Movie Review: Megalopolis

Movie disasters come in all shapes and sizes. The worst disasters are soulless cash grabs like Madame Web, where all artistic expression is sucked out of the movie and no one is happy to be there. But on the flip side, there are also fun disasters like Jupiter Ascending, brimming with creative ideas and an abomination of script execution. So I guess, thanks Francis Ford Coppola, for eliminating all corporate malfeasance so we can see your insane vision in full artistic Tommy Wiseau like glory. Ok, Megalopolis isn’t The Room…but it’s got way more in common with that ludicrous disaster than I was expecting from one of the greatest directors of all time. In the words of Ron Burgundy, that’s not a good start, but I’ll keep going.

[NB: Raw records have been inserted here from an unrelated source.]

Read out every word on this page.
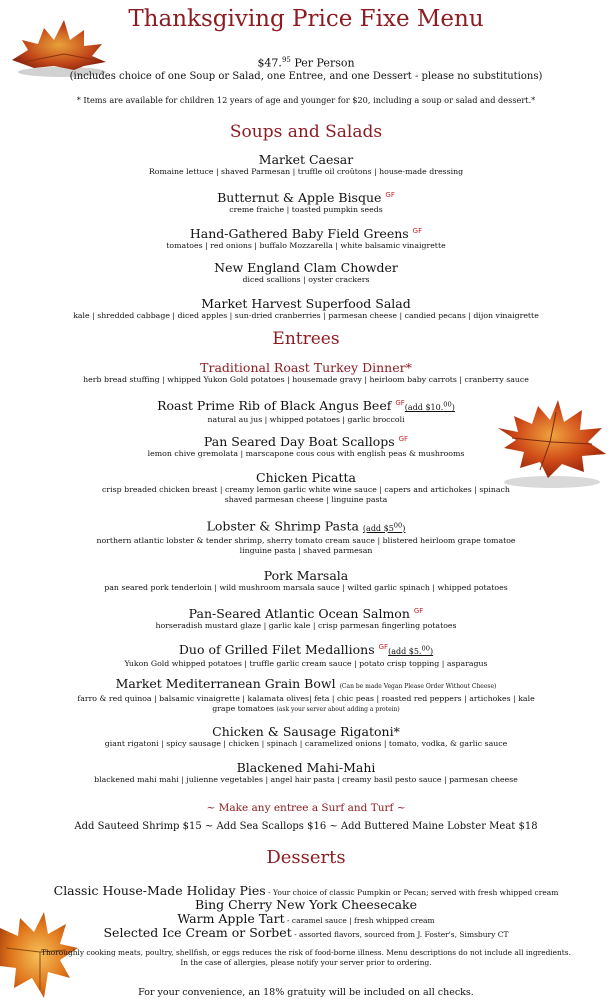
Thanksgiving Price Fixe Menu
$47.95 Per Person
(includes choice of one Soup or Salad, one Entree, and one Dessert - please no substitutions)
* Items are available for children 12 years of age and younger for $20, including a soup or salad and dessert.*
Soups and Salads
Market Caesar
Romaine lettuce | shaved Parmesan | truffle oil croûtons | house-made dressing
Butternut & Apple Bisque $^{GF}$
creme fraiche | toasted pumpkin seeds
Hand-Gathered Baby Field Greens $^{GF}$
tomatoes | red onions | buffalo Mozzarella | white balsamic vinaigrette
New England Clam Chowder
diced scallions | oyster crackers
Market Harvest Superfood Salad
kale | shredded cabbage | diced apples | sun-dried cranberries | parmesan cheese | candied pecans | dijon vinaigrette
Entrees
Traditional Roast Turkey Dinner*
herb bread stuffing | whipped Yukon Gold potatoes | housemade gravy | heirloom baby carrots | cranberry sauce
Roast Prime Rib of Black Angus Beef $^{GF}$(add $10.00)
natural au jus | whipped potatoes | garlic broccoli
Pan Seared Day Boat Scallops $^{GF}$
lemon chive gremolata | marscapone cous cous with english peas & mushrooms
Chicken Picatta
crisp breaded chicken breast | creamy lemon garlic white wine sauce | capers and artichokes | spinach
shaved parmesan cheese | linguine pasta
Lobster & Shrimp Pasta (add $\$5^{00}$)
northern atlantic lobster & tender shrimp, sherry tomato cream sauce | blistered heirloom grape tomatoe
linguine pasta | shaved parmesan
Pork Marsala
pan seared pork tenderloin | wild mushroom marsala sauce | wilted garlic spinach | whipped potatoes
Pan-Seared Atlantic Ocean Salmon $^{GF}$
horseradish mustard glaze | garlic kale | crisp parmesan fingerling potatoes
Duo of Grilled Filet Medallions $^{GF}$(add $5.00)
Yukon Gold whipped potatoes | truffle garlic cream sauce | potato crisp topping | asparagus
Market Mediterranean Grain Bowl (Can be made Vegan Please Order Without Cheese)
farro & red quinoa | balsamic vinaigrette | kalamata olives| feta | chic peas | roasted red peppers | artichokes | kale
grape tomatoes (ask your server about adding a protein)
Chicken & Sausage Rigatoni*
giant rigatoni | spicy sausage | chicken | spinach | caramelized onions | tomato, vodka, & garlic sauce
Blackened Mahi-Mahi
blackened mahi mahi | julienne vegetables | angel hair pasta | creamy basil pesto sauce | parmesan cheese
~ Make any entree a Surf and Turf ~
Add Sauteed Shrimp $15 ~ Add Sea Scallops $16 ~ Add Buttered Maine Lobster Meat $18
Desserts
Classic House-Made Holiday Pies - Your choice of classic Pumpkin or Pecan; served with fresh whipped cream
Bing Cherry New York Cheesecake
Warm Apple Tart - caramel sauce | fresh whipped cream
Selected Ice Cream or Sorbet - assorted flavors, sourced from J. Foster's, Simsbury CT
Thoroughly cooking meats, poultry, shellfish, or eggs reduces the risk of food-borne illness. Menu descriptions do not include all ingredients.
In the case of allergies, please notify your server prior to ordering.
For your convenience, an 18% gratuity will be included on all checks.
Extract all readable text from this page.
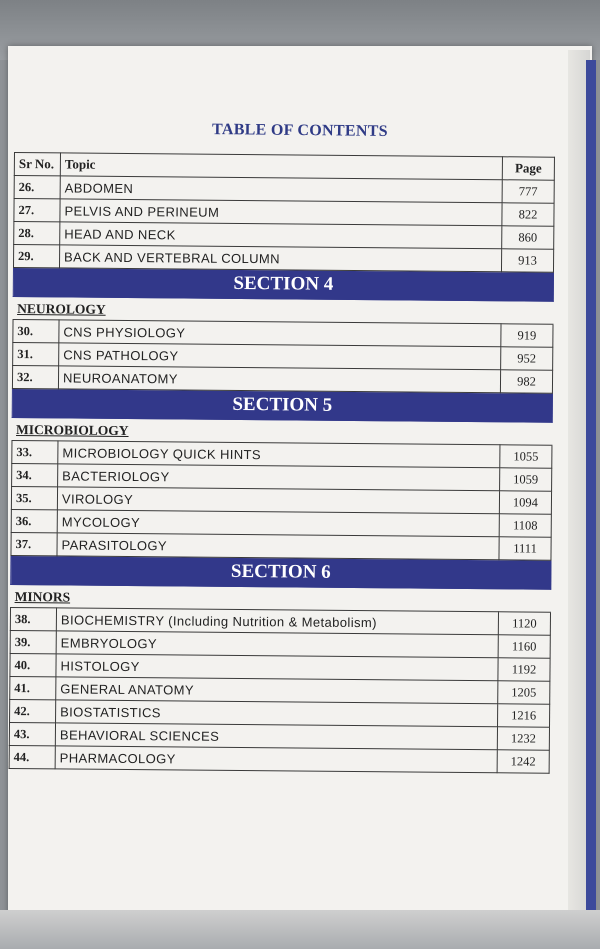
TABLE OF CONTENTS
Sr No.	Topic	Page
26.	ABDOMEN	777
27.	PELVIS AND PERINEUM	822
28.	HEAD AND NECK	860
29.	BACK AND VERTEBRAL COLUMN	913
SECTION 4		
NEUROLOGY		
30.	CNS PHYSIOLOGY	919
31.	CNS PATHOLOGY	952
32.	NEUROANATOMY	982
SECTION 5		
MICROBIOLOGY		
33.	MICROBIOLOGY QUICK HINTS	1055
34.	BACTERIOLOGY	1059
35.	VIROLOGY	1094
36.	MYCOLOGY	1108
37.	PARASITOLOGY	1111
SECTION 6		
MINORS		
38.	BIOCHEMISTRY (Including Nutrition & Metabolism)	1120
39.	EMBRYOLOGY	1160
40.	HISTOLOGY	1192
41.	GENERAL ANATOMY	1205
42.	BIOSTATISTICS	1216
43.	BEHAVIORAL SCIENCES	1232
44.	PHARMACOLOGY	1242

Coppola posits New York City is New Rome. The two rival powers are Cesar Catalina (Adam Driver), a futuristic architect/Nobel Prize Winner, and Mayor Francis Cicero (Giancarlo Esposito), distrusting of Cesar’s motives but driven towards power himself. Trapped in between those two are a host of folks, figuring out who to align with. The main one is party girl Julia (Nathalie Emmanuel), Francis’s daughter, who is drawn to Cesar’s creative abilities. There’s also Wow Platinum (Aubrey Plaza), a compromised news reporter who wants to be a part of a power couple. And finally, it’s Cesar’s extended family, including aging banker Hamilton Crassus (Jon Voight) and Julia’s androgynous party playmate Clodio (Shia Laboeuf), the black sheep hoping to be back in Catalina good graces again.

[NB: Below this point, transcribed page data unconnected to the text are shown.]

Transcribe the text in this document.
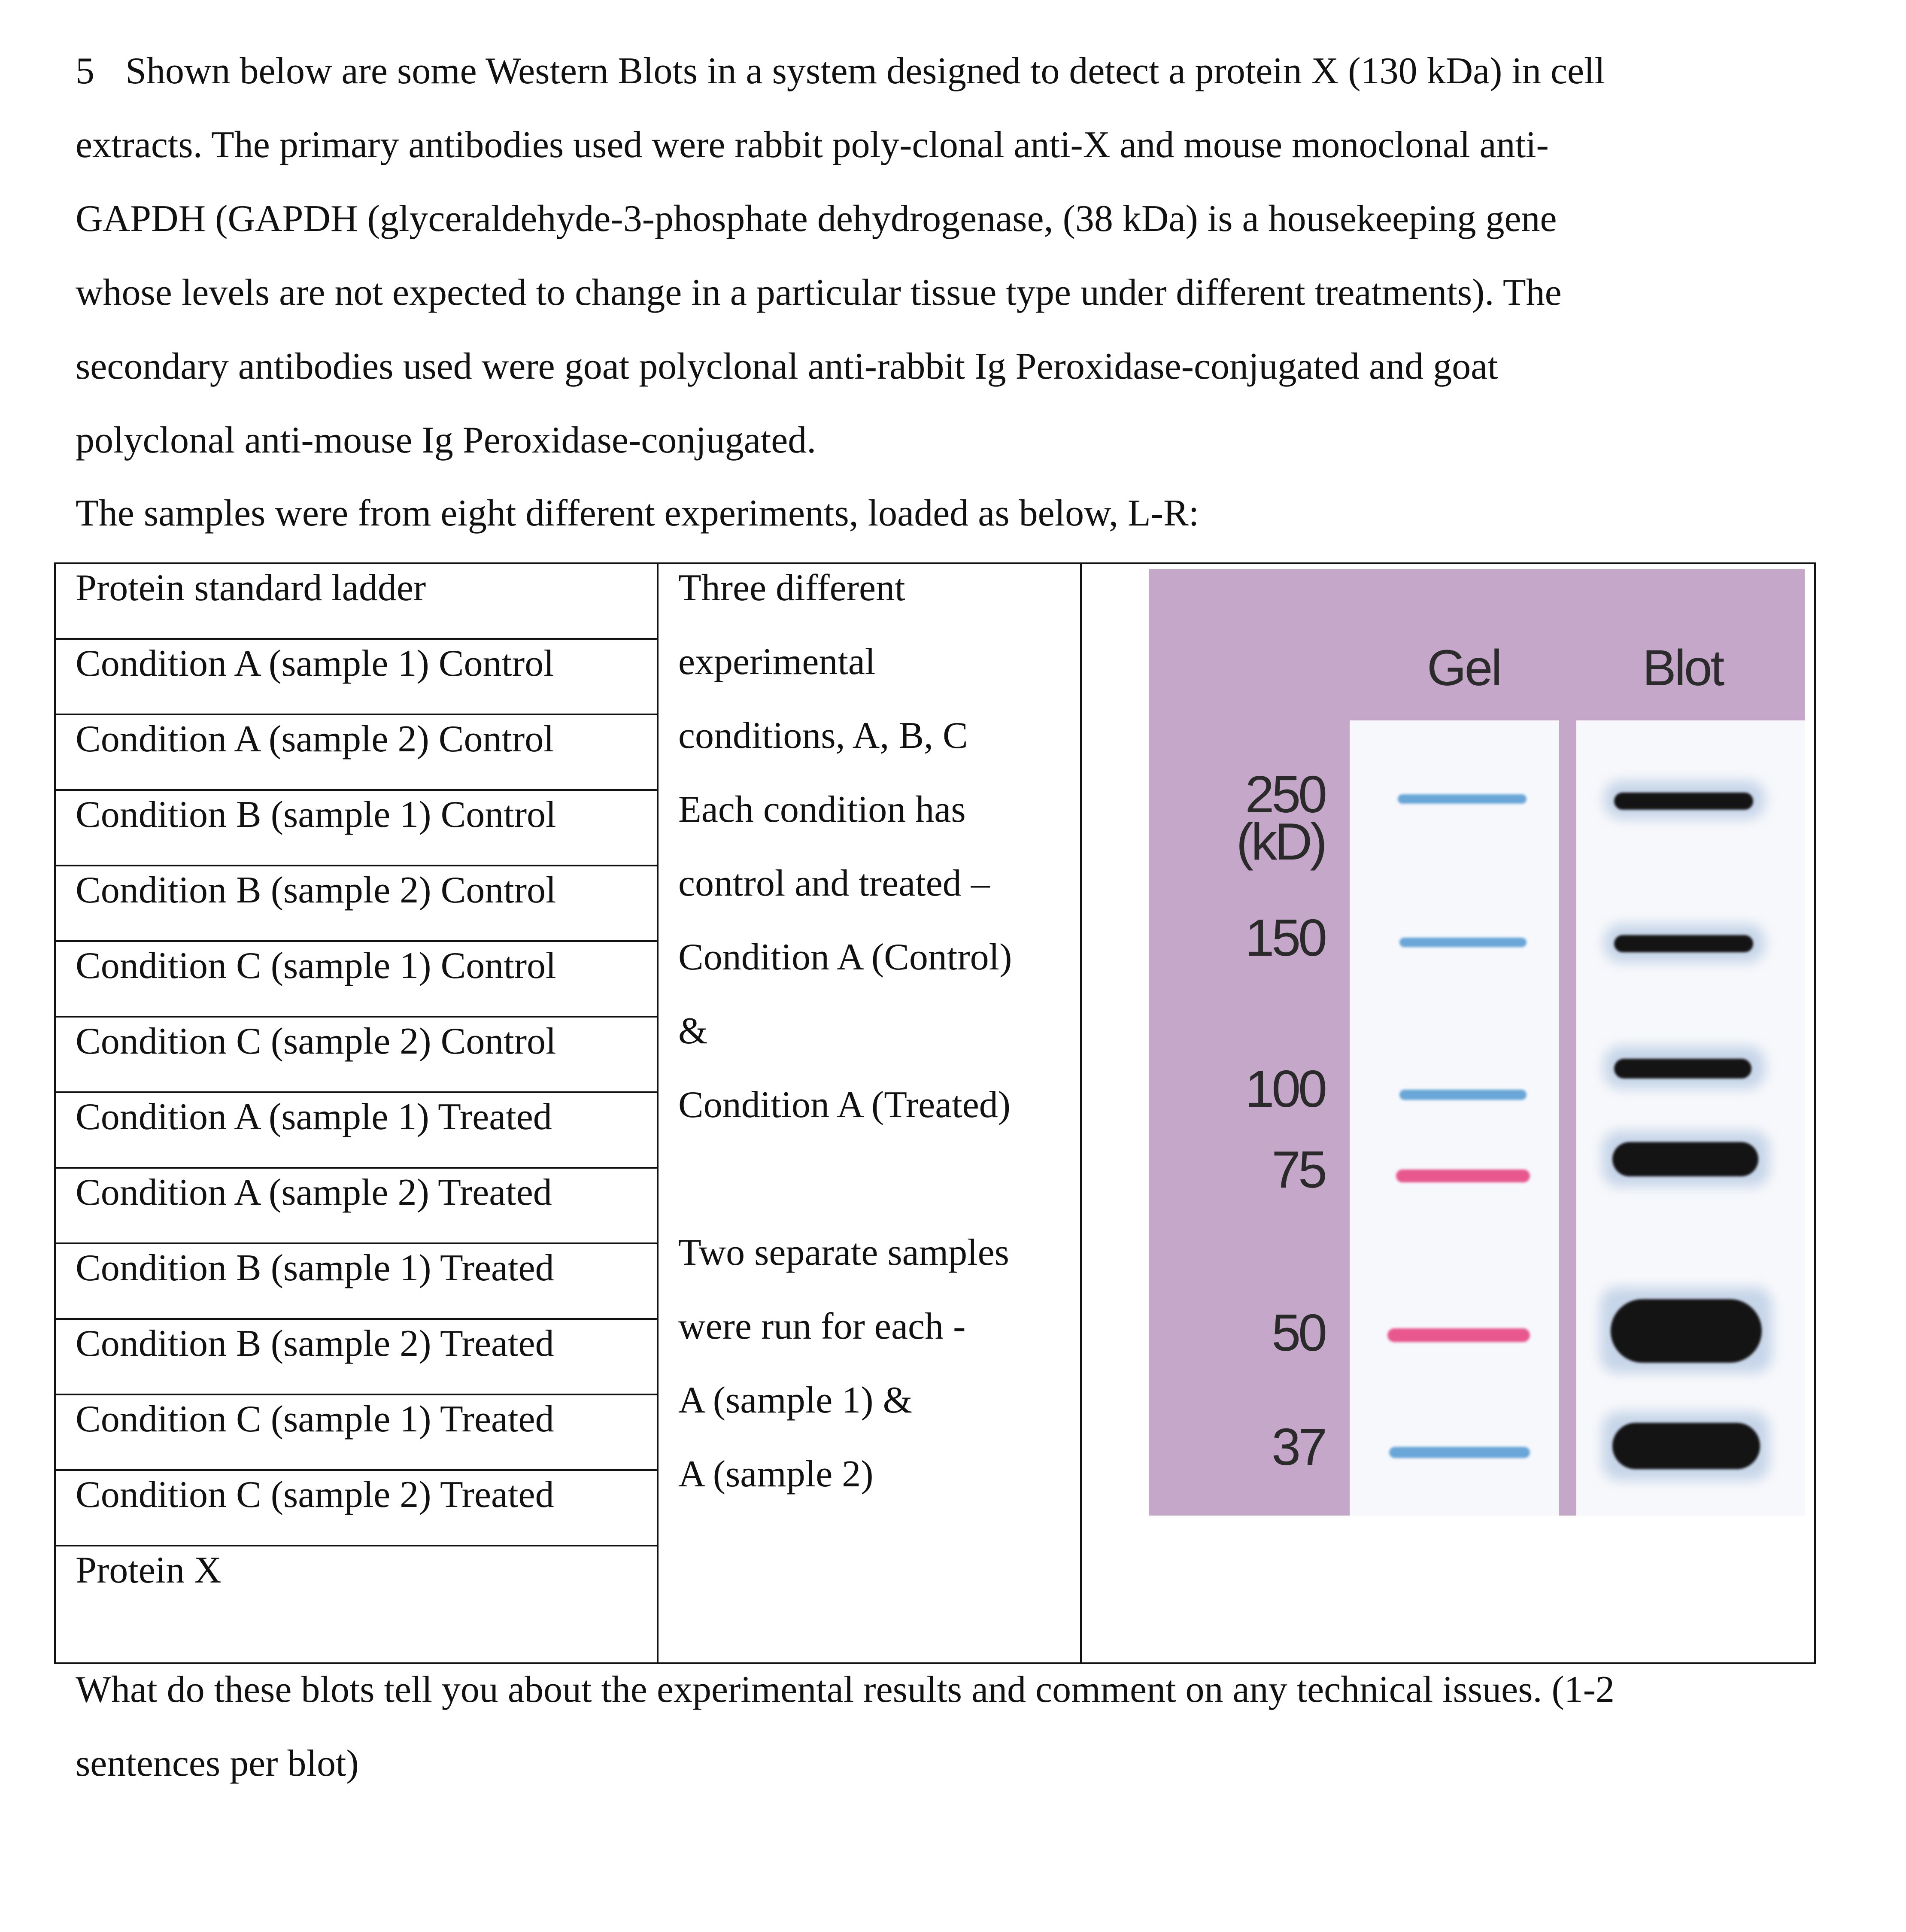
5 Shown below are some Western Blots in a system designed to detect a protein X (130 kDa) in cell
extracts. The primary antibodies used were rabbit poly-clonal anti-X and mouse monoclonal anti-
GAPDH (GAPDH (glyceraldehyde-3-phosphate dehydrogenase, (38 kDa) is a housekeeping gene
whose levels are not expected to change in a particular tissue type under different treatments). The
secondary antibodies used were goat polyclonal anti-rabbit Ig Peroxidase-conjugated and goat
polyclonal anti-mouse Ig Peroxidase-conjugated.
The samples were from eight different experiments, loaded as below, L-R:
Protein standard ladder
Condition A (sample 1) Control
Condition A (sample 2) Control
Condition B (sample 1) Control
Condition B (sample 2) Control
Condition C (sample 1) Control
Condition C (sample 2) Control
Condition A (sample 1) Treated
Condition A (sample 2) Treated
Condition B (sample 1) Treated
Condition B (sample 2) Treated
Condition C (sample 1) Treated
Condition C (sample 2) Treated
Protein X
Three different
experimental
conditions, A, B, C
Each condition has
control and treated –
Condition A (Control)
&
Condition A (Treated)
Two separate samples
were run for each -
A (sample 1) &
A (sample 2)
Gel	Blot
250
(kD)
150
100
75
50
37
What do these blots tell you about the experimental results and comment on any technical issues. (1-2
sentences per blot)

Rumor has it Coppola (he denies this) was smoking pot before filming big sequences in this movie. That tracks, since Megalopolis feels like the 2AM dorm room musings of a history/art history major at an Ivy League School. The outpouring of ideas the movie has is ambitious: Coppola wants to say a lot about modern society, power and the quest for it, artistic expression and its influences, generational conflict. The directors sets up most those ideas well enough, but then gets distracted by one of those other ideas, and hops into that section of his tale without further analysis/execution of the idea he just left until later in the movie, when the audience forgot about it. There’s montages aplenty, meant to distract you from the fact that the movie is beautiful on the outside but hollow in the middle. The first montage was fine, the 9,497th, not so much. By the halfway point, most people will probably ask themselves “where is this movie going?” I’m very certain Coppola didn’t know himself, and just slowly stitched his movie musings together, hoping they would gel into something special. The real ending hammers that point, as it rushes another hour of material into 10 minutes to wrap up the movie and get people home.

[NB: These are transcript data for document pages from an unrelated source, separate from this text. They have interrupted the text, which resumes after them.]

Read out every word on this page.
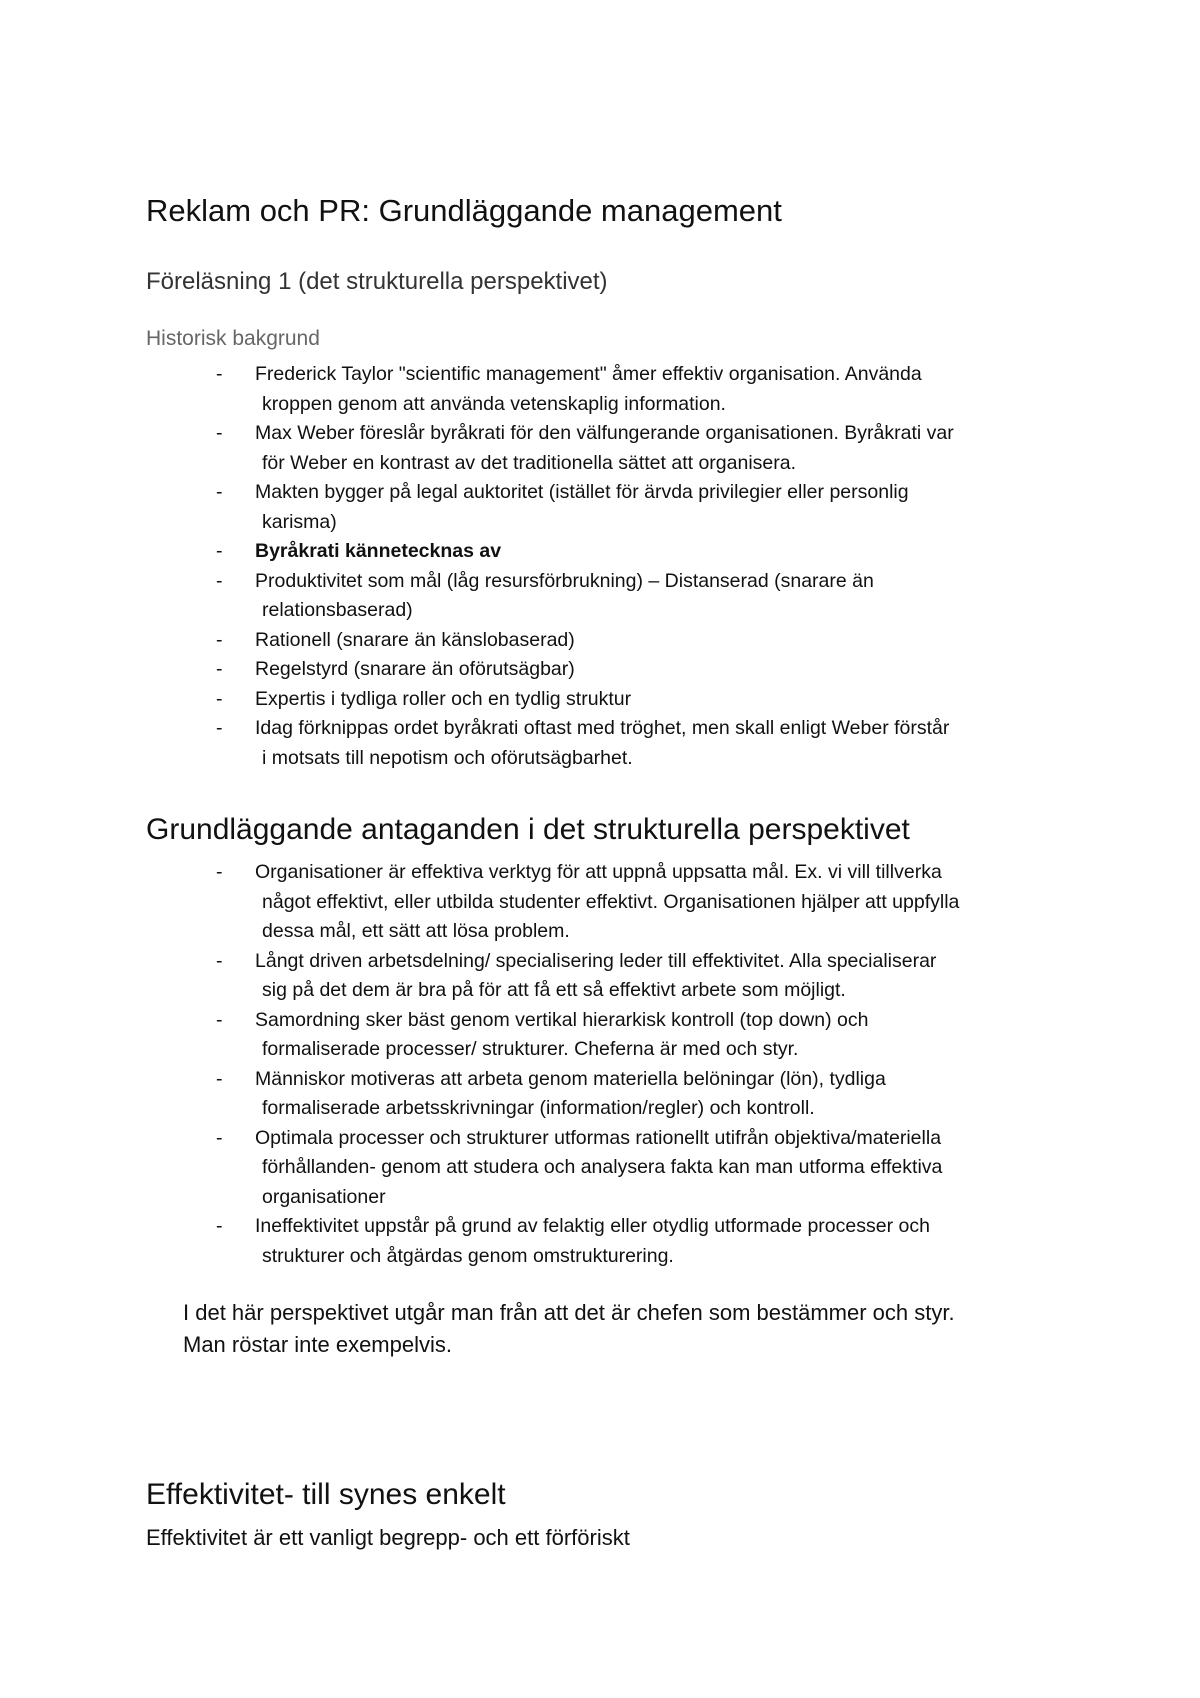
Reklam och PR: Grundläggande management
Föreläsning 1 (det strukturella perspektivet)
Historisk bakgrund
- Frederick Taylor "scientific management" åmer effektiv organisation. Använda
kroppen genom att använda vetenskaplig information.
- Max Weber föreslår byråkrati för den välfungerande organisationen. Byråkrati var
för Weber en kontrast av det traditionella sättet att organisera.
- Makten bygger på legal auktoritet (istället för ärvda privilegier eller personlig
karisma)
- Byråkrati kännetecknas av
- Produktivitet som mål (låg resursförbrukning) – Distanserad (snarare än
relationsbaserad)
- Rationell (snarare än känslobaserad)
- Regelstyrd (snarare än oförutsägbar)
- Expertis i tydliga roller och en tydlig struktur
- Idag förknippas ordet byråkrati oftast med tröghet, men skall enligt Weber förstår
i motsats till nepotism och oförutsägbarhet.
Grundläggande antaganden i det strukturella perspektivet
- Organisationer är effektiva verktyg för att uppnå uppsatta mål. Ex. vi vill tillverka
något effektivt, eller utbilda studenter effektivt. Organisationen hjälper att uppfylla
dessa mål, ett sätt att lösa problem.
- Långt driven arbetsdelning/ specialisering leder till effektivitet. Alla specialiserar
sig på det dem är bra på för att få ett så effektivt arbete som möjligt.
- Samordning sker bäst genom vertikal hierarkisk kontroll (top down) och
formaliserade processer/ strukturer. Cheferna är med och styr.
- Människor motiveras att arbeta genom materiella belöningar (lön), tydliga
formaliserade arbetsskrivningar (information/regler) och kontroll.
- Optimala processer och strukturer utformas rationellt utifrån objektiva/materiella
förhållanden- genom att studera och analysera fakta kan man utforma effektiva
organisationer
- Ineffektivitet uppstår på grund av felaktig eller otydlig utformade processer och
strukturer och åtgärdas genom omstrukturering.

I det här perspektivet utgår man från att det är chefen som bestämmer och styr.
Man röstar inte exempelvis.

Effektivitet- till synes enkelt

Effektivitet är ett vanligt begrepp- och ett förföriskt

Because Coppola was all over the place, so are his actors performances. Aubrey Plaza and Shia Laboeuf chose the the jaded satirical story, going over the top with their characters, blurring the line between what was intentional/unintentional. Nathalie Emmanuel and Giancarlo Esposito are in an operatic family drama, going big eyed and big hearted as their story demands they be. Laurence Fishburne is the narrator of a film noir of some kind. Jon Voight and Talia Shire (!!!) are blunt force acting, sidestepping any nuance of any kind. And poor Adam Driver is trapped in the middle of all of these stories, as well as his own descent into tortured artist hell. As such, we get Requiem for a Dream Driver, Screwball Comedy Driver, and Shakespearean (literally) prose Driver all rolled into Cesar Catalina, a tonal whiplash mish mesh of epic proportions. Driver is emblematic of Megalopolis himself, almost deserving an award for matching the tonal disaster of the movie he was in. Though I will be laughing at his line read of “go back to the club” for the rest of the year.

Not all of em can be first round draft picks unfortunately. Megalopolis really swings and really misses, but Francis Ford Coppola still is the guy who made Two Godfathers and the Conversation in a 4 year window, 3 of the greatest American movies ever made. We all get a little loopy as we get older, and Megalopolis is the loopy movie god version of mom asking you “where that place with the brown bear restaurant is we went to in 1983.” So drink some Coppola wine and have a drunk blast at Francis’s artistic lunacy with grandma and grandpa. You’ll love it for a little bit, and forget it ever happened 4 hours later.